Deux heures plus tard, Daryl veut commencer à faire le feu. Je referme mon livre et l'accompagne. Une fois au sous-sol, Daryl dépose le bois ramassé plus tôt dans une sorte de grande cuve à l'horizontale (je refuse de me demander à quoi cela pouvait bien servir, au moment où la maison funéraire était encore en activité). Il allume des brindilles avec un briquet, puis les place au milieu du tas de bois. Au bout de dix minutes, le feu commence à bien prendre. Il embroche le lapin sur une sorte de pique taillée à la va-vite. Je le regarde faire, et me détend complètement. Je ne sais pas pourquoi, mais chaque fois que je le vois agir comme un ''survivant'', j'arrive à me détendre. Peut être que c'est parce qu'il joue tellement bien aux survivants que ça en est rassurant.

Il met le gibier au dessus du feu, et le laisse cuir pendant quelques minutes. Pendant ce temps, je parcours tout son corps avec mes yeux.

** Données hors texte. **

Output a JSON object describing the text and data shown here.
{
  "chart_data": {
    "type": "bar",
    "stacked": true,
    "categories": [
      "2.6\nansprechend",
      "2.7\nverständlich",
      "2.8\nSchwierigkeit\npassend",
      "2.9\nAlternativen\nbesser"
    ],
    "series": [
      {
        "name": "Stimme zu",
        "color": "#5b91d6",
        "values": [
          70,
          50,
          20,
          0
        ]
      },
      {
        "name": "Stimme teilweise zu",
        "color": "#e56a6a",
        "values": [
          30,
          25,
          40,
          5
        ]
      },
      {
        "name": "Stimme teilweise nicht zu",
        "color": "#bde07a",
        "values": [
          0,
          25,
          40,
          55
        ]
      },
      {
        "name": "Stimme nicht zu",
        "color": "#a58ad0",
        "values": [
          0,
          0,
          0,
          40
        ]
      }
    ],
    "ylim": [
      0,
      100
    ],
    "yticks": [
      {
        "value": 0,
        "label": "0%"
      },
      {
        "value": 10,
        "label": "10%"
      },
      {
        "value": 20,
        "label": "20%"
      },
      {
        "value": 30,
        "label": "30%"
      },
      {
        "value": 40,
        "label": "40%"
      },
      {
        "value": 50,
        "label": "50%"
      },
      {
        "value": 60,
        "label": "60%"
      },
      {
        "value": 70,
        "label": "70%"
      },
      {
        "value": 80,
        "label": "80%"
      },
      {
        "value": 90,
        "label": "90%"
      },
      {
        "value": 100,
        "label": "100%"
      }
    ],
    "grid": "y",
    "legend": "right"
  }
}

Ses bras musclés surtout... Je rougis à nouveau toute seule.

- « Beth ? »

- « Mmh ? »

- « Pourquoi tu me regardes comme ça ? » me demande-t-il doucement.

- « Comment ? » je lui réponds, en faisant semblant de ne pas savoir où il voulait en venir, un peu honteuse.

- « Tu sais... »

- « Non, Daryl, je ne sais pas ! Comment peux-tu savoir comment je te regarde alors que tu me tournes le dos ? » je lui demande, plus énervée par moi-même que par lui.

Il pose le lapin, se relève et se tourne vers moi, sans s'approcher.

- « Ne joue pas à ça. » me dit-il calmement.

Pendant un instant, j'hésite à lui demander à quoi il pense que je joue. Mais je repousse rapidement cette idée. Ça ne sert à rien que je passe pour une idiote.

- « Bon, d'accord... Mais sois honnête, tu n'en as pas envie toi aussi ? » je lui demande avec un mélange d'irritation et de passion dans la voix.

- « Beth ! Je n'ai pas le droit ! ON n'a pas le droit ! Tu es beaucoup trop jeune et … je ne peux pas faire ça à ton père. » me répond-t-il avec regret.

- « Mais tu en as envie, pas vrai ? Ça crève les yeux ! »

- « C'est pas la question, Beth... »

Je suis surprise et déçue par ses réponses, mais je veux me battre.

- « Si c'est justement la question. La seule à laquelle je veux une réponse. Tu en as envie ? » je termine presque dans un murmure.

Il inspire fort, ferme les yeux, le visage la mâchoire serrée.

- « Oui... » dit-il dans un soupir.

- « C'est vrai ? » je veux être sûre de ce que je viens d'entendre. Il me lance un regard assassin, mais je jubile intérieurement.

- « Oui, Beth. J'en ai envie aussi. » me dit-il plus fort et déterminé cette fois-ci. Puis se retourne, et se rassois pour terminer de cuire notre repas.

Il doit sûrement se dire que je vais le laisser tranquille, après avoir obtenu ce que je voulais. Il a tord.